Change regulations to allow TV broadcasters to take on Netflix, BBC chairman urges
Public service broadcasters are being prevented from competing with streaming giants such as Netflix, according to the chairman of the BBC.
Sir David Clementi is to call for a change in regulation to allow the BBC, ITV and Channel 4 to “adapt and innovate in the digital world”.
During a speech on Monday at the Oxford Media Convention at Worcester College, University of Oxford, he will say: “We must be able to make the changes our audiences demand, in real time.
“Not by revolution, every few years, but by rapid, ongoing evolution.”
Sir David will argue that while the BBC’s iPlayer must go through a public interest test which can take months, on-demand commercial services like Netflix can rapidly update their programmes and films.
He is to call on the government and regulators to act “with urgency” to change these rules, which he says public service broadcasters at a disadvantage.
“The current regulatory system has its origins in an era where the BBC was seen as the big beast in the jungle, the big beast against whom all others needed protection,” Sir David will add.
“But that view of the world has now passed. Increasingly, our major competitors are well funded, international giants – Netflix, Spotify, Facebook, YouTube – whose financial resources dwarf our own.”
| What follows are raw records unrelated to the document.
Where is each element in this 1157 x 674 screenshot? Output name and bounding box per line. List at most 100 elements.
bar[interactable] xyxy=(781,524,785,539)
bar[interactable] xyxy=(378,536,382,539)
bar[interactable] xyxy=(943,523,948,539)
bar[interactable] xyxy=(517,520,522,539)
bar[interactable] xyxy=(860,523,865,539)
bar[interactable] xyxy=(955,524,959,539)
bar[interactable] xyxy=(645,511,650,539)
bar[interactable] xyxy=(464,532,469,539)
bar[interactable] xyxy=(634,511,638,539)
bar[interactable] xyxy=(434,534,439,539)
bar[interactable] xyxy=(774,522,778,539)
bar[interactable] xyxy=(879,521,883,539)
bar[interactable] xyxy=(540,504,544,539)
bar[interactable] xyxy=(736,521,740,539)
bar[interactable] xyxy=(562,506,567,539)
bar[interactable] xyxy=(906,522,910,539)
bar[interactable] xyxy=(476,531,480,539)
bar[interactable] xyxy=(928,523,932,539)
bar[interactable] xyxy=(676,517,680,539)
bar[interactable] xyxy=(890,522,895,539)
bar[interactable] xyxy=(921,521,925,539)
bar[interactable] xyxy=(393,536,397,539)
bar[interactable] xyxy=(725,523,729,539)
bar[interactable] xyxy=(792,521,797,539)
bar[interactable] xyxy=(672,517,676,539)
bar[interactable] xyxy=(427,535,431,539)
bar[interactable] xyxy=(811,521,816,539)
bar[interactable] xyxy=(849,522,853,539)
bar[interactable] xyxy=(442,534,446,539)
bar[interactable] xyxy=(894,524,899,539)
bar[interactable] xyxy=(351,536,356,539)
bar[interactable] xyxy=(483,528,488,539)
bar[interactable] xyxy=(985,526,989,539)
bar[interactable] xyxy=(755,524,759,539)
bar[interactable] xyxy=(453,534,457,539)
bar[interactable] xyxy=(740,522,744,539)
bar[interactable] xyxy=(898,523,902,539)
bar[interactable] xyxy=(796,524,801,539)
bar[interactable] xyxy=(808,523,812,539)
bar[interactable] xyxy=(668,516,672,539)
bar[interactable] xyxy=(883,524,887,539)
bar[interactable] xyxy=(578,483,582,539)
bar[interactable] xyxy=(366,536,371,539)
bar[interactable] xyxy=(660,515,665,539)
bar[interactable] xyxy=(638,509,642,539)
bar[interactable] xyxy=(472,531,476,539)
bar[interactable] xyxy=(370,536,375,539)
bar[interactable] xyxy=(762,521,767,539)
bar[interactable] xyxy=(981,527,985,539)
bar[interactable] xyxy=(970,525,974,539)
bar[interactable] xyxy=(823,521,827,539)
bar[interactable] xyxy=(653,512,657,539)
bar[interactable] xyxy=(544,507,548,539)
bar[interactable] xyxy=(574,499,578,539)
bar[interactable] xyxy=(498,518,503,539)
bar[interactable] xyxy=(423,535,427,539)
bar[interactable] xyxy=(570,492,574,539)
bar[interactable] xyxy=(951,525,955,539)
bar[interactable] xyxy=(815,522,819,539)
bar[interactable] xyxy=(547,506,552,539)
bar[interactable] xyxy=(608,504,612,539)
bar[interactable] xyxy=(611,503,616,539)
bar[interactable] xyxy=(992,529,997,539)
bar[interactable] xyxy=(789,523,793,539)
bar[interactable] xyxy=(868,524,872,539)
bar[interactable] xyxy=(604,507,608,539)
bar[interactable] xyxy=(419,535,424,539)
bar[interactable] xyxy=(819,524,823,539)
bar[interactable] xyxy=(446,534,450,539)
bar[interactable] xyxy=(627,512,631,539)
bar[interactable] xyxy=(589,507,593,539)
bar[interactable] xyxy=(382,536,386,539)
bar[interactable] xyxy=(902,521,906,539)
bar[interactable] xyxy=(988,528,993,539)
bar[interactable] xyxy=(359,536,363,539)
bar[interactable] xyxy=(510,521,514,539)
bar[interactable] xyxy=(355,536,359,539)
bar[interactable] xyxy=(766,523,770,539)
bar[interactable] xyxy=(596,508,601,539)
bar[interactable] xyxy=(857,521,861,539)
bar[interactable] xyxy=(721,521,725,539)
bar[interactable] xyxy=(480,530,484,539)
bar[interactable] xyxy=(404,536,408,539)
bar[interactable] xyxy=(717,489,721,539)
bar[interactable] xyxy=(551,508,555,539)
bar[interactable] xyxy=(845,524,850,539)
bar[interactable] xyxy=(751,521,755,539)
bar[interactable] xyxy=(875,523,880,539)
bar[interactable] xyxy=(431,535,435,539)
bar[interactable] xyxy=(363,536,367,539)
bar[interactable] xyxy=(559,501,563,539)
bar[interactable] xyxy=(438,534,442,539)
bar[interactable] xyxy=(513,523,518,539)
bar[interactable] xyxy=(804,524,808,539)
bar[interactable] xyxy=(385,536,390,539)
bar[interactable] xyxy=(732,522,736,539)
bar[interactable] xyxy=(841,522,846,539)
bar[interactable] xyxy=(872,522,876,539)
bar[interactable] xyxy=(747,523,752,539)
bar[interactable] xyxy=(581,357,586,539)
Earlier this month Channel 4 chief executive Alex Mahon called for action to make public service broadcasters easy to find for viewers.
She said the rise of smart TV interfaces, streaming sticks and other ways of watching TV meant “we are sleepwalking into a position where public service content is no longer prominent”.
Netflix says it has 139 million paid memberships in over 190 countries but does not release viewing figures for its programs. The BBC says that 3.6 billion programmes were requested on iPlayer overall in 2018.